When will it stop seeming funny or stylish to say that a real writer is "slumming it" by discussing pop culture and its influence? Sure, it's a less prevalent cry now upon seeing a New Yorker scribe get into the underlying politics in a reality TV show. But it still happens, and for what reason? Sacha Zimmerman shows us why the practice remains important in her latest "Pulps" column about "Citizen Girl," the new book from the duo behind The Nanny Diaries. Zimmerman writes:
In nonfiction, I learned How to make Love Like a Porn Star thanks to triple-X phenom Jenna Jameson, I read Alexandra Robbins's illuminating expose of the lurid lives of big-college sorority sisters, I was taught The Proper Care and Feeding of Husbands under the tutelage of Dr. Laura Schelsinger, and I was urged not to "waste the pretty" in He's Just Not That Into You.

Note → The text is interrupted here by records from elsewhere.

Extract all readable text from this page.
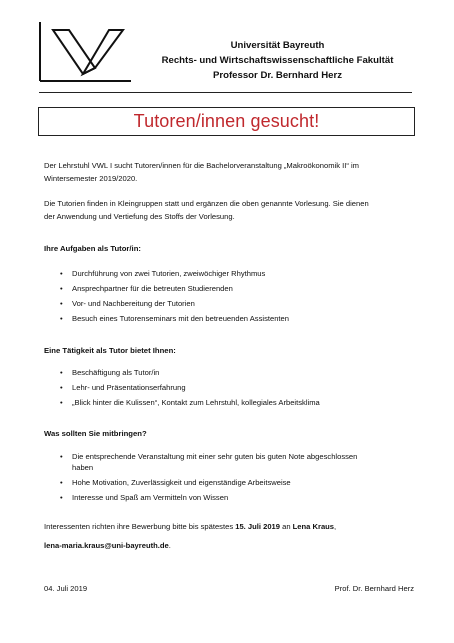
Universität Bayreuth
Rechts- und Wirtschaftswissenschaftliche Fakultät
Professor Dr. Bernhard Herz
Tutoren/innen gesucht!
Der Lehrstuhl VWL I sucht Tutoren/innen für die Bachelorveranstaltung „Makroökonomik II“ im
Wintersemester 2019/2020.
Die Tutorien finden in Kleingruppen statt und ergänzen die oben genannte Vorlesung. Sie dienen
der Anwendung und Vertiefung des Stoffs der Vorlesung.
Ihre Aufgaben als Tutor/in:
• Durchführung von zwei Tutorien, zweiwöchiger Rhythmus
• Ansprechpartner für die betreuten Studierenden
• Vor- und Nachbereitung der Tutorien
• Besuch eines Tutorenseminars mit den betreuenden Assistenten
Eine Tätigkeit als Tutor bietet Ihnen:
• Beschäftigung als Tutor/in
• Lehr- und Präsentationserfahrung
• „Blick hinter die Kulissen“, Kontakt zum Lehrstuhl, kollegiales Arbeitsklima
Was sollten Sie mitbringen?
• Die entsprechende Veranstaltung mit einer sehr guten bis guten Note abgeschlossen
haben
• Hohe Motivation, Zuverlässigkeit und eigenständige Arbeitsweise
• Interesse und Spaß am Vermitteln von Wissen
Interessenten richten ihre Bewerbung bitte bis spätestes 15. Juli 2019 an Lena Kraus,
lena-maria.kraus@uni-bayreuth.de.
04. Juli 2019	Prof. Dr. Bernhard Herz
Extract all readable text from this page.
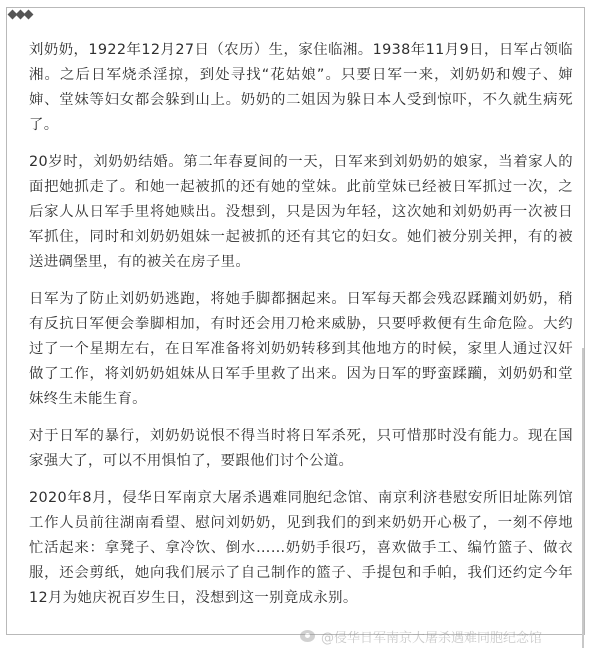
刘奶奶，1922年12月27日（农历）生，家住临湘。1938年11月9日，日军占领临湘。之后日军烧杀淫掠，到处寻找“花姑娘”。只要日军一来，刘奶奶和嫂子、婶婶、堂妹等妇女都会躲到山上。奶奶的二姐因为躲日本人受到惊吓，不久就生病死了。

20岁时，刘奶奶结婚。第二年春夏间的一天，日军来到刘奶奶的娘家，当着家人的面把她抓走了。和她一起被抓的还有她的堂妹。此前堂妹已经被日军抓过一次，之后家人从日军手里将她赎出。没想到，只是因为年轻，这次她和刘奶奶再一次被日军抓住，同时和刘奶奶姐妹一起被抓的还有其它的妇女。她们被分别关押，有的被送进碉堡里，有的被关在房子里。

日军为了防止刘奶奶逃跑，将她手脚都捆起来。日军每天都会残忍蹂躏刘奶奶，稍有反抗日军便会拳脚相加，有时还会用刀枪来威胁，只要呼救便有生命危险。大约过了一个星期左右，在日军准备将刘奶奶转移到其他地方的时候，家里人通过汉奸做了工作，将刘奶奶姐妹从日军手里救了出来。因为日军的野蛮蹂躏，刘奶奶和堂妹终生未能生育。

对于日军的暴行，刘奶奶说恨不得当时将日军杀死，只可惜那时没有能力。现在国家强大了，可以不用惧怕了，要跟他们讨个公道。

2020年8月，侵华日军南京大屠杀遇难同胞纪念馆、南京利济巷慰安所旧址陈列馆工作人员前往湖南看望、慰问刘奶奶，见到我们的到来奶奶开心极了，一刻不停地忙活起来：拿凳子、拿冷饮、倒水……奶奶手很巧，喜欢做手工、编竹篮子、做衣服，还会剪纸，她向我们展示了自己制作的篮子、手提包和手帕，我们还约定今年12月为她庆祝百岁生日，没想到这一别竟成永别。

@侵华日军南京大屠杀遇难同胞纪念馆
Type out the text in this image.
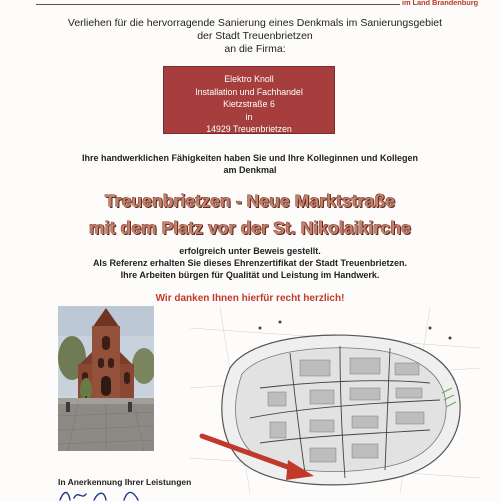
im Land Brandenburg
Verliehen für die hervorragende Sanierung eines Denkmals im Sanierungsgebiet
der Stadt Treuenbrietzen
an die Firma:
Elektro Knoll
Installation und Fachhandel
Kietzstraße 6
in
14929 Treuenbrietzen
Ihre handwerklichen Fähigkeiten haben Sie und Ihre Kolleginnen und Kollegen
am Denkmal
Treuenbrietzen - Neue Marktstraße
mit dem Platz vor der St. Nikolaikirche
erfolgreich unter Beweis gestellt.
Als Referenz erhalten Sie dieses Ehrenzertifikat der Stadt Treuenbrietzen.
Ihre Arbeiten bürgen für Qualität und Leistung im Handwerk.
Wir danken Ihnen hierfür recht herzlich!
In Anerkennung Ihrer Leistungen
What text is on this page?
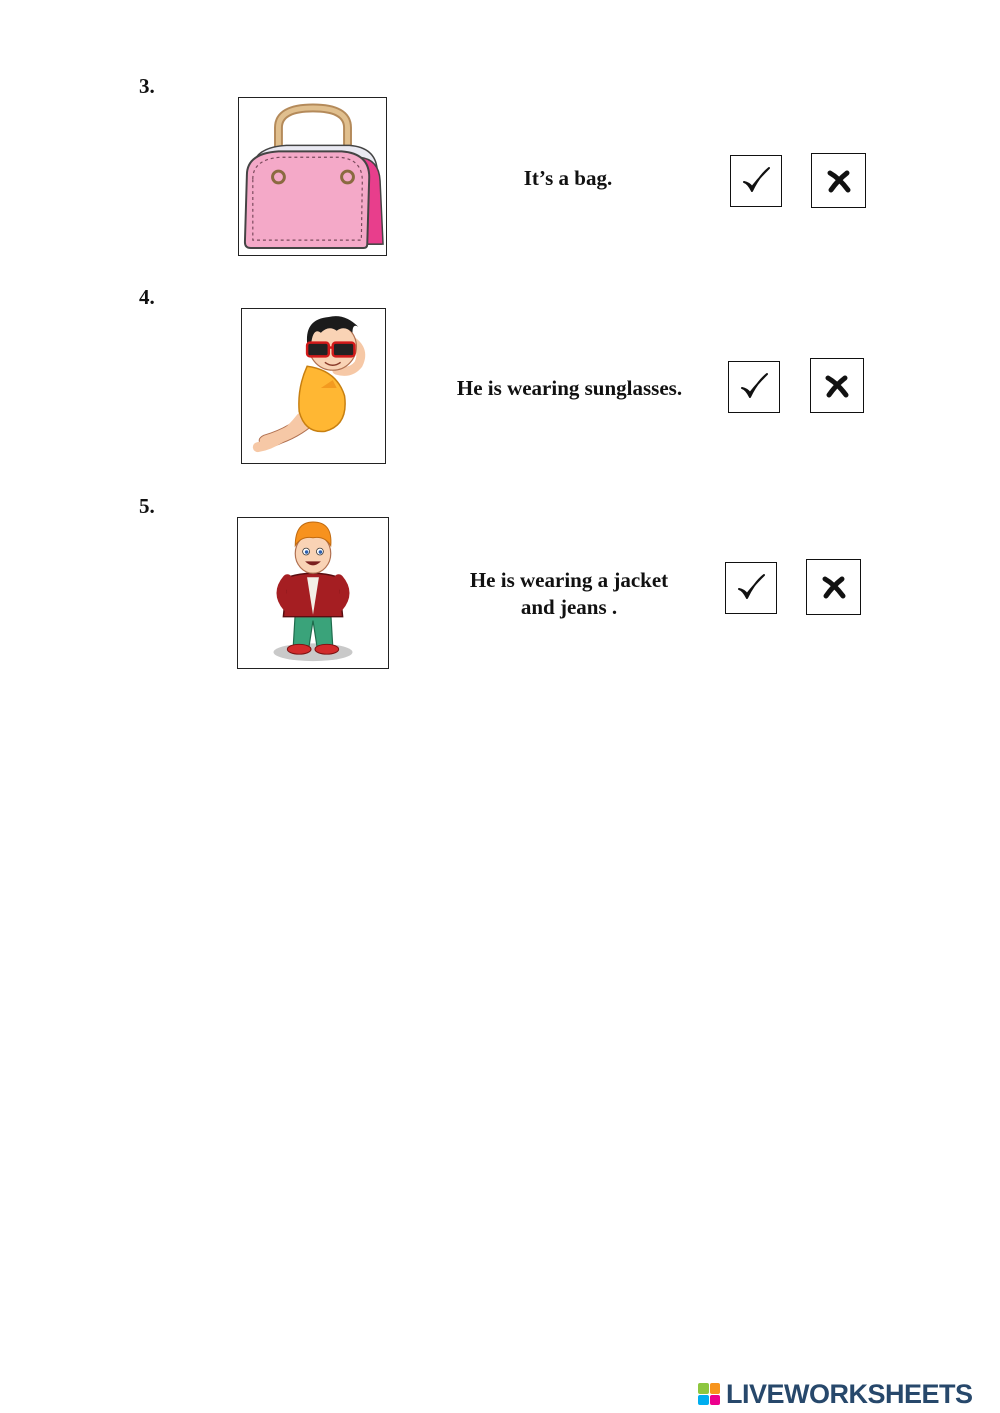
3.
It’s a bag.
4.
He is wearing sunglasses.
5.
He is wearing a jacket
and jeans .
LIVEWORKSHEETS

Thank God for Citizen Girl. Girl [the protag] is a self-possessed, moral, intelligent, and open feminist who is not a militant-chic refugee from Lillith Fair or an NPR-tote-bag carrying blue-stater in a hemp dress. She isn't a loveable oaf like Bridget Jones who only obsesses over weight and boys and little else...
I won't spoil the essay's preconcieved-notion-changing conclusion, but I will urge you to read it and reconsider how you feel about the making of "pulp" books and the people who write them. Last month Esquire's Chuck Klosterman reminded us to be true to ourselves and stop calling our pop obsessions "guilty pleasures." This column goes one step further by showing us that we can glean useful knowledge from culture we're embarassed to sop up.